Since we were in the neighbourhood, we swung past Package 1 to check out the reconstruction...it's coming along nicely.
It was the third to last stop that got to me. We went into one of the "collective centres" which is probably the crappiest accommodation option in the area. Basically, it's a big room, that's been divided up with fibro boards. It's dark, it's dingy, it's soul sucking.
The people were complaining that there are rats and insects. It's a terrible place to live. But this wasn't what upset me. Well, it was only one of the reasons why I was upset.

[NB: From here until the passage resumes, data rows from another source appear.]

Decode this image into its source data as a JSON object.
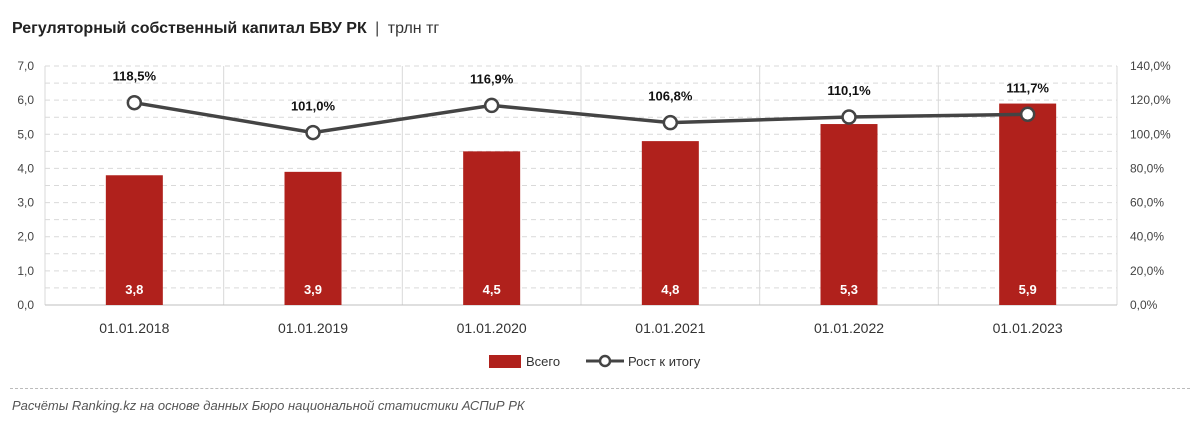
{
  "title": {
    "main": "Регуляторный собственный капитал БВУ РК",
    "separator": "|",
    "unit": "трлн тг"
  },
  "source": "Расчёты Ranking.kz на основе данных Бюро национальной статистики АСПиР РК",
  "colors": {
    "bar": "#b0211c",
    "line": "#444444",
    "grid": "#d9d9d9"
  },
  "chart_data": {
    "type": "bar",
    "categories": [
      "01.01.2018",
      "01.01.2019",
      "01.01.2020",
      "01.01.2021",
      "01.01.2022",
      "01.01.2023"
    ],
    "series": [
      {
        "name": "Всего",
        "type": "bar",
        "axis": "left",
        "values": [
          3.8,
          3.9,
          4.5,
          4.8,
          5.3,
          5.9
        ],
        "labels": [
          "3,8",
          "3,9",
          "4,5",
          "4,8",
          "5,3",
          "5,9"
        ]
      },
      {
        "name": "Рост к итогу",
        "type": "line",
        "axis": "right",
        "values": [
          118.5,
          101.0,
          116.9,
          106.8,
          110.1,
          111.7
        ],
        "labels": [
          "118,5%",
          "101,0%",
          "116,9%",
          "106,8%",
          "110,1%",
          "111,7%"
        ]
      }
    ],
    "y_left": {
      "min": 0,
      "max": 7,
      "ticks": [
        "0,0",
        "1,0",
        "2,0",
        "3,0",
        "4,0",
        "5,0",
        "6,0",
        "7,0"
      ]
    },
    "y_right": {
      "min": 0,
      "max": 140,
      "ticks": [
        "0,0%",
        "20,0%",
        "40,0%",
        "60,0%",
        "80,0%",
        "100,0%",
        "120,0%",
        "140,0%"
      ]
    },
    "grid": true,
    "legend": "bottom-center"
  }
}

What really got to me was the fact that the people living here were doing so by choice. They were offered rental cash subsidies, which are $150 per month, but refused to move out. They were offered units in the plot with the transparent roofing. They refused to move out. It upsets me that these people would choose to live in such a hell hole, would choose to raise their children in such a hell hole, when there are better options available to them. I can not understand why, and no-one has been able to explain it to me.
The second to last stop cheered me up. I went into my colleague's brother-in-law's shop and he had prostitute red nail polish, which is always fun. The price was 1000 pounds, I told him that was too cheap, that he should sell it for 3000. But I put 1000 on the counter, which he tried to refuse. The generosity of strangers, particularly strangers who don't have much to give, always astounds me. Before I leave this country I'm going to go on a massive spending spree in the camp since the reactivation of businesses has been so slow. Prostitute red nail polish for all!!
My last stop was a meeting with a university student who received a scholarship from UNRWA. Lina is a great girl, who's in her third year of a biology degree with a 3.4 GPA (out of 4). We sat and talked for about half an hour about her life, her studies, her dreams. There's obviously a lot of healing that remains to be needed, but she's got a bright future ahead of her.